It’s been a day. After reflecting on my yesterday, I should have seen it coming.
I cleaned bathrooms yesterday. I hate cleaning bathrooms. But I cleaned them. I even painted the basement bathroom before cleaning it. I literally scrubbed them both so hard that my arms and shoulders were sore this morning.
Later in the evening I sat down to read with one of the kids and our little dog jumped up with us. I started to pet her until I realized she was covered in her own crap. If not her own crap, then the crap of her dog brother. I had to give her a bath in my clean bathtub and then clean it again. That is 3 bathtubs in one day; my least favorite chore ever.
I woke up this morning to a press release that informed us that the FDA had denied approval of Ataluren again. There is still a path forward and boys will still get medicine. All good news. Except after months and months of the process, after waiting for months for the answer…that is what I wanted, an answer!
Now we will wait, I can talk to the drug company or other parents, but it still means we wait longer for an answer. What if the answer is no again? What do I do for my boys at this point? Wait!? It is not what I was expecting despite having an understanding that it could happen. I can’t process it today. It worked out because today was not done with me yet.

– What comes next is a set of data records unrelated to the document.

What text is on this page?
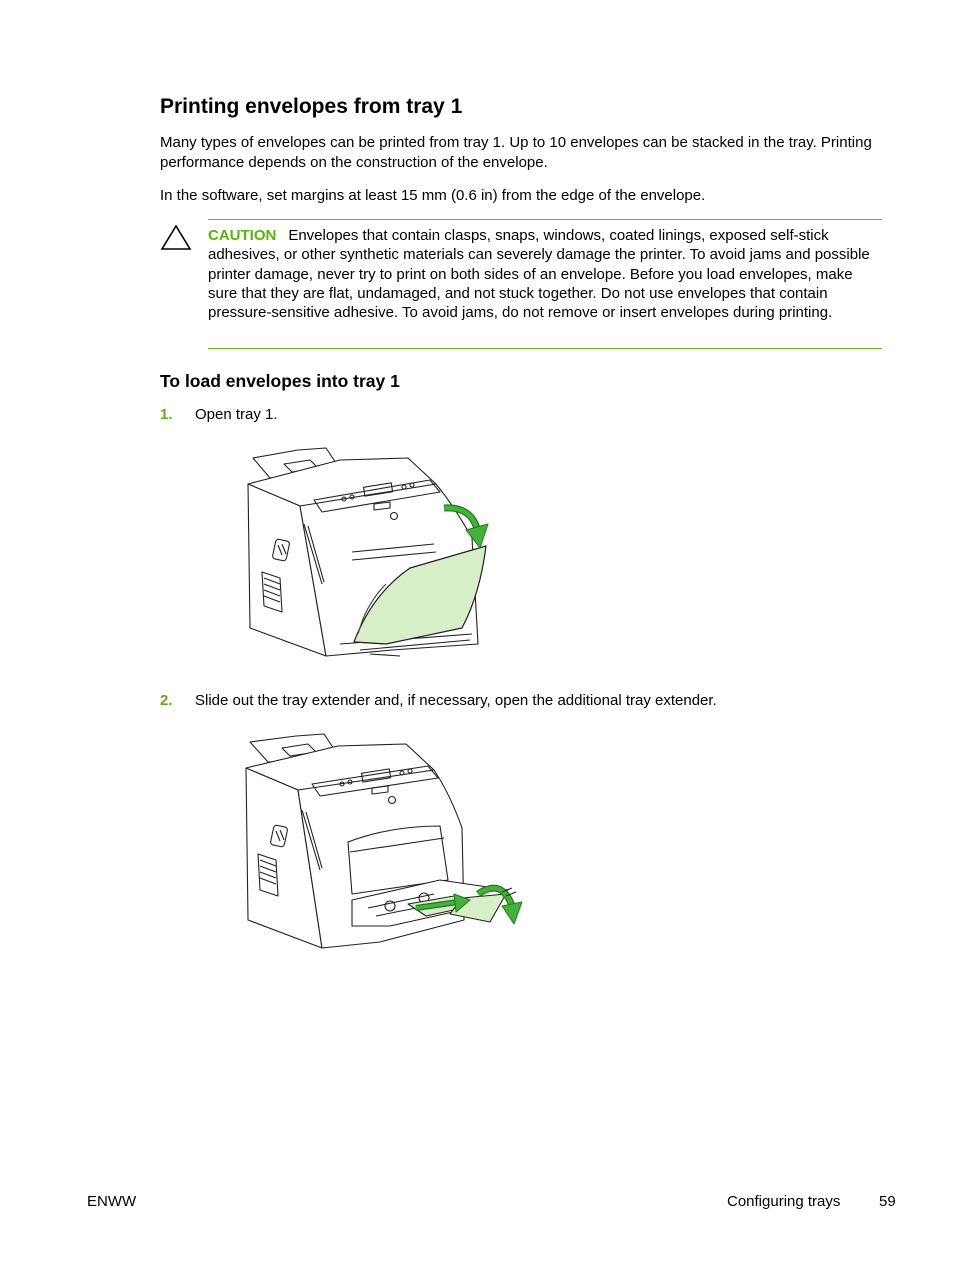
Printing envelopes from tray 1

Many types of envelopes can be printed from tray 1. Up to 10 envelopes can be stacked in the tray. Printing performance depends on the construction of the envelope.

In the software, set margins at least 15 mm (0.6 in) from the edge of the envelope.

CAUTION Envelopes that contain clasps, snaps, windows, coated linings, exposed self-stick adhesives, or other synthetic materials can severely damage the printer. To avoid jams and possible printer damage, never try to print on both sides of an envelope. Before you load envelopes, make sure that they are flat, undamaged, and not stuck together. Do not use envelopes that contain pressure-sensitive adhesive. To avoid jams, do not remove or insert envelopes during printing.

To load envelopes into tray 1
1. Open tray 1.
2. Slide out the tray extender and, if necessary, open the additional tray extender.
ENWW	Configuring trays	59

Max has been home for 2 days now and today it was confirmed that he has Influenza B. Yuck. He’s going to miss school and play practice. 3 of his 5 siblings are starting Tamiflu with him. I’m washing bedding and have cloroxed the entire house and have the diffuser going.
I have a headache and can’t decide if I’m getting sick, tired, stressed, sore or all of the above. I also forgot to eat lunch until 3:45. Food helps.
Mister Charlie asked me if he was going to die when he was 13 as we pulled into the drive way after school.
(( This is the silence in my heart for the few moments before getting out of the van, walking around to his side and giving him a big hug ))
It hurts as bad as you imagine it does if you are fortunate to have never been asked such a question. I know other Duchenne parents read this blog so I know that some of you know the feeling too.
Another first grader told him that. I want to be mad at that kid, but he’s a first grader and probably overheard something he didn’t understand. I’m really not mad.
It didn’t happen today, but today is when Charlie asked me if it was true.
We had a good talk. I told him we are doing things that have never been done (no thanks to the FDA) and we are changing the outcome. I told him that no one knows how old they will be when they die and neither do we.
Rowen ended it with, “We are Duchenne history makers!” I’m glad he felt like a warrior about it because I mostly felt like a pile of mush about it. Not a conversation you can prepare for.
I’ll have to see about going in and talking with his friends again. Still stings.
So now, I put a hold on all homework doings. We are watching Teen Titans, eating yogurt (Charlie in his underwear) and putting off the real world for an hour. Except me, I am processing or trying to as I write this…it’s the only way I know how to process a day such as this.
There were good things today, I’m sure. I paid preschool tuition on time. It’s the only bill I am responsible to pay and this is quite possibly the first time I’ve paid it on time all school year. So there’s that.
I may not clean the bathrooms again for awhile.